On Fri, Sep 05, 2025 at 10:40:46AM +0100, Dean Rasheed wrote:
> Alternatively, why not just impose the upper bound at the call sites
> if needed, so there may be no need for these functions at all. For
> example, looking at nodeHash.c, it would seem much more logical to
> have ExecChooseHashTableSize() put an upper bound on nbuckets, rather
> than capping log2_nbuckets after nbuckets has been chosen, risking
> them getting out-of-sync.
Yep, that may be the best course of action. As far as I can see, this
is capped by palloc() and HashJoinTuple, so we should be OK with
putting a hard limit at (INT_MAX / 2) and call it a day, I guess?

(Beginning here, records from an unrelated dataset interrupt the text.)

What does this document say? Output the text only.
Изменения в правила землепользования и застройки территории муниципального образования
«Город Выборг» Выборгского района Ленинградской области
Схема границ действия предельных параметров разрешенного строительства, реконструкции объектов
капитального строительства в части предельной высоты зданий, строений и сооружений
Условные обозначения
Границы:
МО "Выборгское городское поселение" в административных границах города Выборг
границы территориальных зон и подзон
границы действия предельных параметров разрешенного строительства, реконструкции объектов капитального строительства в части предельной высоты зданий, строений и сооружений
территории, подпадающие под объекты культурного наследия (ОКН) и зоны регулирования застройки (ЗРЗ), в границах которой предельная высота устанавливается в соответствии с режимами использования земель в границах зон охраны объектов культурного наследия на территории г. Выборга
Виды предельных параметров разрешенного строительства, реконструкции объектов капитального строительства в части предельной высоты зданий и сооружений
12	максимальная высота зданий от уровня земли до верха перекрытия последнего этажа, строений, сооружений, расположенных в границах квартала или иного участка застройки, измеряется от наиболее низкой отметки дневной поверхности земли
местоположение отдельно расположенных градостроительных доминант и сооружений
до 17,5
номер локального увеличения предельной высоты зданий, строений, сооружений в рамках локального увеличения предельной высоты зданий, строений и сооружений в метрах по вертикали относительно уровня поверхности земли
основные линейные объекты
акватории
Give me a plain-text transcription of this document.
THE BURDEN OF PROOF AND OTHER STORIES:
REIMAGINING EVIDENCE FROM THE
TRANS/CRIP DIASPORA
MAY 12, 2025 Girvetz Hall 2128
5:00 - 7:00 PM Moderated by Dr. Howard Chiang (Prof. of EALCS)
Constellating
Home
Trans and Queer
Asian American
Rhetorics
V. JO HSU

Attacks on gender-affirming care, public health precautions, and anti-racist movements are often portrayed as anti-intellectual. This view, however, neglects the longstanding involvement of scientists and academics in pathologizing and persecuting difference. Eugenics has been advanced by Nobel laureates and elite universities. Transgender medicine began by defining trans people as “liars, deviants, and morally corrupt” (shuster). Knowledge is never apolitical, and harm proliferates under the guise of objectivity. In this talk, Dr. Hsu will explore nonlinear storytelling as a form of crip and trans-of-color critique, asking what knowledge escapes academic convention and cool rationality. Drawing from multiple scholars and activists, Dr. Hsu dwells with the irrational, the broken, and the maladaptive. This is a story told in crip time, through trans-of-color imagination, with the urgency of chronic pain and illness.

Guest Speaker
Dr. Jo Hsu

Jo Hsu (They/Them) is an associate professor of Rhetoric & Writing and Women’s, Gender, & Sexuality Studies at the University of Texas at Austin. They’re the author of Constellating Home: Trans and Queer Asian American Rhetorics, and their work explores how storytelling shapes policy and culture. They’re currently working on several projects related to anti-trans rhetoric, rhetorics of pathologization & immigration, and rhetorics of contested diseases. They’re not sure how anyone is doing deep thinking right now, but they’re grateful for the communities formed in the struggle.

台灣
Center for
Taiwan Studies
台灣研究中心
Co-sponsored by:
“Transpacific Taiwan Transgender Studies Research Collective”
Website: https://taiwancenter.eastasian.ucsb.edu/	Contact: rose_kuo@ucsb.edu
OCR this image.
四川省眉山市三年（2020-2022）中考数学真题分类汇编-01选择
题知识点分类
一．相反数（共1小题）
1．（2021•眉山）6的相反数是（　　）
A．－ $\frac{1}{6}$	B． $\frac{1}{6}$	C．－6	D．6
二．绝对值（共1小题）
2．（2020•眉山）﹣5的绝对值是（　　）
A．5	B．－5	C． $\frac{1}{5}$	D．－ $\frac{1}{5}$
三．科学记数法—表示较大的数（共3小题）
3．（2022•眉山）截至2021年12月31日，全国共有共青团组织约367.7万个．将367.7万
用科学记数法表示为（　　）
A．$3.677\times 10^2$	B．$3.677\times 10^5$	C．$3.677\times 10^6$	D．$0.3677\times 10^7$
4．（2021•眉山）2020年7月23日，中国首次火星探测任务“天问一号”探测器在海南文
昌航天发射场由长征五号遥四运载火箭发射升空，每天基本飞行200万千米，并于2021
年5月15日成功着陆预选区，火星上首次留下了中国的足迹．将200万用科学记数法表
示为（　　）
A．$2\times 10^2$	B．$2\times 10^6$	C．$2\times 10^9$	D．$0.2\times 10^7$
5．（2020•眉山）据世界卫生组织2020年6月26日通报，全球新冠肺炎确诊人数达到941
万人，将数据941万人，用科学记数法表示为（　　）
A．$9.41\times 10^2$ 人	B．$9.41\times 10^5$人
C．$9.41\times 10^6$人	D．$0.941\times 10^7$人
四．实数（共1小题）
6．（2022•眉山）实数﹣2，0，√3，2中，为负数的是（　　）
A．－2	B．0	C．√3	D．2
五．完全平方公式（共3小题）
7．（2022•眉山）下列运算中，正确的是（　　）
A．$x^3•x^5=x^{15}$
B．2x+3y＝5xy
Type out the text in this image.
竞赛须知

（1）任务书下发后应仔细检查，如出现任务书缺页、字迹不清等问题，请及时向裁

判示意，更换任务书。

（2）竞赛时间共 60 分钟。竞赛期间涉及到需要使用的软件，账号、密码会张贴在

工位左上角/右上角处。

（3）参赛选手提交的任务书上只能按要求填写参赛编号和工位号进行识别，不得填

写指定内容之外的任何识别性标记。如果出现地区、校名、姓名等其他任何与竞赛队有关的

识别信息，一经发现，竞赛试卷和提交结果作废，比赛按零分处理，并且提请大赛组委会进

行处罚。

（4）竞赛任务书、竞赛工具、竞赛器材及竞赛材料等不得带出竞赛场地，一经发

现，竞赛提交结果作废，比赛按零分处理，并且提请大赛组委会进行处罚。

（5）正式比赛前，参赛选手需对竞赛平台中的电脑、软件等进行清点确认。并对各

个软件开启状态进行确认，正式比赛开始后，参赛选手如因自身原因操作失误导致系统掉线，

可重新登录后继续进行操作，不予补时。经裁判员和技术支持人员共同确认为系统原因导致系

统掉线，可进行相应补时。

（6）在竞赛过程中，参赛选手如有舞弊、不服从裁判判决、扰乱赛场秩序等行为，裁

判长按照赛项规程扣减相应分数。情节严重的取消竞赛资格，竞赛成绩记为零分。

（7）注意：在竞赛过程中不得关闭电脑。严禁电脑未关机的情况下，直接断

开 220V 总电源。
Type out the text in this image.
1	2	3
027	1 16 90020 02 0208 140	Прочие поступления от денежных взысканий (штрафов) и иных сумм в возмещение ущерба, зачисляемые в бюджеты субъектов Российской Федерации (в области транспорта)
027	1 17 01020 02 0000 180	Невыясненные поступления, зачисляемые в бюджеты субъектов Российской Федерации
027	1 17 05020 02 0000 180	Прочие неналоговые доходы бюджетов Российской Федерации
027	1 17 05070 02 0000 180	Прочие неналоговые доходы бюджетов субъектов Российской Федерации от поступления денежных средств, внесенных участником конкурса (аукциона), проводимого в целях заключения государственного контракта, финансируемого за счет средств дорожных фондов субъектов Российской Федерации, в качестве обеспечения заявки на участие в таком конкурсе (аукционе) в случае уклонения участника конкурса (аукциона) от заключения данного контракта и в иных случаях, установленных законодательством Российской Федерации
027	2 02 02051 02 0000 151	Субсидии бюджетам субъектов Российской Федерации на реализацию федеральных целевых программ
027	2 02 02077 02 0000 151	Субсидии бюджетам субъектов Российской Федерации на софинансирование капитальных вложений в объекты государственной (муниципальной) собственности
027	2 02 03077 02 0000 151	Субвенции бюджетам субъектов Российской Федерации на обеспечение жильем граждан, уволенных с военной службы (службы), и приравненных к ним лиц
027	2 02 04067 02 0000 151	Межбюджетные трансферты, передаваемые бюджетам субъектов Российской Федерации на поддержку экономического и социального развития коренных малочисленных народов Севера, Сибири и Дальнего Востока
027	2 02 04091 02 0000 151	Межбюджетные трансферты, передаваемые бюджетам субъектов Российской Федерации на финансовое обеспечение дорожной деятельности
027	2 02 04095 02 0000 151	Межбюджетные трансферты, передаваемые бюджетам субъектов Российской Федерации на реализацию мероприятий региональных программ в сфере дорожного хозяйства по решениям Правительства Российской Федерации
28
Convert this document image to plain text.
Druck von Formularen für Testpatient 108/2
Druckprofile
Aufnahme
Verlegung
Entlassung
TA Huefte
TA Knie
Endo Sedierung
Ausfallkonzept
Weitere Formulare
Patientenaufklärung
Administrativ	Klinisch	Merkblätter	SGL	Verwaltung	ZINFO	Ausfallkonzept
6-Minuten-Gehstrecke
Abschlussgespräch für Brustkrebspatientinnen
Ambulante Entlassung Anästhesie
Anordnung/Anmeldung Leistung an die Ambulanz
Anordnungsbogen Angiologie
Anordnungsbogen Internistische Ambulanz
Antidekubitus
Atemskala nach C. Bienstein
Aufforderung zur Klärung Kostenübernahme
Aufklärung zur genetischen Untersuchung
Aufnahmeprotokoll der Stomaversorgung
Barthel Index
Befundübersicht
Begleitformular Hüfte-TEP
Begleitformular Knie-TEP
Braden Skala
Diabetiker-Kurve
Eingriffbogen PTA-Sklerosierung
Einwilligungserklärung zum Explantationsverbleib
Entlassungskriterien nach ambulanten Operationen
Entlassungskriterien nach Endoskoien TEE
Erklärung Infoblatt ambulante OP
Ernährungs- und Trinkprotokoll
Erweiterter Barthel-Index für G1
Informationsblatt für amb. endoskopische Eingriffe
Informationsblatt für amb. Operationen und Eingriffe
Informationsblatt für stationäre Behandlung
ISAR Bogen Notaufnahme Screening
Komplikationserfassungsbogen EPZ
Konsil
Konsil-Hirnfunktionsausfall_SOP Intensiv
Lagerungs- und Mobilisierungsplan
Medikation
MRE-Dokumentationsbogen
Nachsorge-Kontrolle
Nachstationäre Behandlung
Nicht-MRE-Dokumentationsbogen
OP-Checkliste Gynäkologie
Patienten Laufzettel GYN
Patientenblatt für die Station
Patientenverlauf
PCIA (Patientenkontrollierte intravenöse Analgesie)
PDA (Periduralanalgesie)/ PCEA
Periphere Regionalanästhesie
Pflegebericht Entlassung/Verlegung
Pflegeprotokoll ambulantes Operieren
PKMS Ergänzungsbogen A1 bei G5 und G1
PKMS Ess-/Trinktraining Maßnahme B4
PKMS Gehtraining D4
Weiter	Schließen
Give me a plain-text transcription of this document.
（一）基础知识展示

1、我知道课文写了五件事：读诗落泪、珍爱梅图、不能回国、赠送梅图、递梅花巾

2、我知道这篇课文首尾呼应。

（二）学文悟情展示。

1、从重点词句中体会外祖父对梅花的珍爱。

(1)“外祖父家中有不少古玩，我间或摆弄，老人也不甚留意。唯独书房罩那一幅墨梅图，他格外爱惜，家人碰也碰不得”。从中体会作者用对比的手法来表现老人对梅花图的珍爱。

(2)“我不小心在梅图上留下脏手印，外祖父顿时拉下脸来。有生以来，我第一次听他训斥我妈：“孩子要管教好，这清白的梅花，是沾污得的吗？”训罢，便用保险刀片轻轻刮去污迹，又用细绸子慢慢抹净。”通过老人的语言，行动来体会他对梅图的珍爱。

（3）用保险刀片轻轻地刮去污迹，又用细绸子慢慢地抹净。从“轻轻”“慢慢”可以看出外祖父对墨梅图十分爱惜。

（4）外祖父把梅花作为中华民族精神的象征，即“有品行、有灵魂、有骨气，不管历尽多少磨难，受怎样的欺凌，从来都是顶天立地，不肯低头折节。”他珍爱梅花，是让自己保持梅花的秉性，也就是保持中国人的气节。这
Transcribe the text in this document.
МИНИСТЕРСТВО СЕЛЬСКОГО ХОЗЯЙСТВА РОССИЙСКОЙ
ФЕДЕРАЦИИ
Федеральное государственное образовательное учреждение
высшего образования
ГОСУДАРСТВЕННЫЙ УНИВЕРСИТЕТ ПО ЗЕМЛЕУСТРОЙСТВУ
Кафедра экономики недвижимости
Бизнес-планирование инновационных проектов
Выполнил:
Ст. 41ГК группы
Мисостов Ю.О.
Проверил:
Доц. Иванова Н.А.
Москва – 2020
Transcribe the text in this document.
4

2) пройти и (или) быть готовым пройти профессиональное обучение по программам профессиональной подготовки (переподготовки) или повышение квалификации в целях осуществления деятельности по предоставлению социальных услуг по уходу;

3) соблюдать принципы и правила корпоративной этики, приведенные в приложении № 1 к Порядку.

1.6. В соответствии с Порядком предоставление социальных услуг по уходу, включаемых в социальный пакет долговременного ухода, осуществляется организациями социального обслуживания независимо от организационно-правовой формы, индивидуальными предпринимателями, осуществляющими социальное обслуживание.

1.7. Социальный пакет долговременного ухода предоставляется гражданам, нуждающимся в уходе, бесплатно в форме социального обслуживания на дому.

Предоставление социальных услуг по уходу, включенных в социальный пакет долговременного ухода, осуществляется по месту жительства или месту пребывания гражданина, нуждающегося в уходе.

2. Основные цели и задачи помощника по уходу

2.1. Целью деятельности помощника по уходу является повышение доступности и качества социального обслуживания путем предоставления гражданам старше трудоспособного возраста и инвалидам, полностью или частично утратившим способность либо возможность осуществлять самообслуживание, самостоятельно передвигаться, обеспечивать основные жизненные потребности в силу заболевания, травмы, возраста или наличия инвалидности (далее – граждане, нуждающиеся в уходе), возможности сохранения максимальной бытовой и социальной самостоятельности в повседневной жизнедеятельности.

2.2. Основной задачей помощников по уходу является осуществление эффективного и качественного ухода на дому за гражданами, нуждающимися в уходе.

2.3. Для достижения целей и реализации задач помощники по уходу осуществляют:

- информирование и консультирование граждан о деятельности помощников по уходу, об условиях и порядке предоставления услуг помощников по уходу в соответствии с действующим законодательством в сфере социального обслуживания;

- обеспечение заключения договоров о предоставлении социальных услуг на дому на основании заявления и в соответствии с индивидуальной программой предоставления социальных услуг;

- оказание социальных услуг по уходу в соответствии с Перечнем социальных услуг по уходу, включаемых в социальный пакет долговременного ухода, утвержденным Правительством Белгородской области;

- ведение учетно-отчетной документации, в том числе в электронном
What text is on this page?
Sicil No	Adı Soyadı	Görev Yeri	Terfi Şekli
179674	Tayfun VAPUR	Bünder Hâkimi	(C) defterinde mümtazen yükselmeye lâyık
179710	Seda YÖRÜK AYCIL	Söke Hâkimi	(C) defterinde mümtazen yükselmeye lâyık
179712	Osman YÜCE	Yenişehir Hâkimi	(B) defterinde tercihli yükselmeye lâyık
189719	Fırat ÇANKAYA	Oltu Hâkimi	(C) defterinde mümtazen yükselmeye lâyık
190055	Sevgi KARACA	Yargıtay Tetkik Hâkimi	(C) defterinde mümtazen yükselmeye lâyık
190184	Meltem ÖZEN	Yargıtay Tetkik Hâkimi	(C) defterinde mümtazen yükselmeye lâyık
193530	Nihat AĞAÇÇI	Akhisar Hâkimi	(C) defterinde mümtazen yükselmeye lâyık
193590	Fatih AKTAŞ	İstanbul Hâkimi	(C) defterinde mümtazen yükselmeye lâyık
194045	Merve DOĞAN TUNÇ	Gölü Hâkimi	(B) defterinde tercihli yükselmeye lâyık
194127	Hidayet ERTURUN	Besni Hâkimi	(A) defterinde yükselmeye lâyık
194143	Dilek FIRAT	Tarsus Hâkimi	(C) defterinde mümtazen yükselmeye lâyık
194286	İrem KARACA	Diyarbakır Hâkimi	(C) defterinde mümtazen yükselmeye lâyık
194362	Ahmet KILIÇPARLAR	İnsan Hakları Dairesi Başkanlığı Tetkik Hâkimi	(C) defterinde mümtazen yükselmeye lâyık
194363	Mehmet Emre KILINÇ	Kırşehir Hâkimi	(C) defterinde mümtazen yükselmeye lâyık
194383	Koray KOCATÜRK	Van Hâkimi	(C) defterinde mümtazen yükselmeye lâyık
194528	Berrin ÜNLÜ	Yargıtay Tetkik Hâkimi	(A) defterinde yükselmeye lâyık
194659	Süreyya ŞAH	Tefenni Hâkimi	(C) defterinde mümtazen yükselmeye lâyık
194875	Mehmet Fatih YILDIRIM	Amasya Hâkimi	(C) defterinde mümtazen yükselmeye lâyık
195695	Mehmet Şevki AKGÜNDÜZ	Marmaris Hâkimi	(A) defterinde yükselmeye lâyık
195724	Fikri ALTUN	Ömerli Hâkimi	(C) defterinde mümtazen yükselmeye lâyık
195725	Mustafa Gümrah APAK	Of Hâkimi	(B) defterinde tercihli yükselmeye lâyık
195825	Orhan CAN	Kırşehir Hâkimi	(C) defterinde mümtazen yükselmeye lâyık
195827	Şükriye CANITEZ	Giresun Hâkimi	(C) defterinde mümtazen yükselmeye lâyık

The two other call sites of my_log2() are worker.c, for the number of
subxacts, which relies on int32. The other call site is nodeAgg.c,
capped at HASHAGG_MAX_PARTITIONS (1024).
As of the attached, dynahash.h can be removed, which is the minimal
goal I had in mind. I am not sure about the need to tweak more
dynahash.c, as we've relied on long in this file for many years. We
could bite the bullet and do it, of course, but I am not sure.. So
I would be happy with only the attached changes.
What do you think?
--
Michael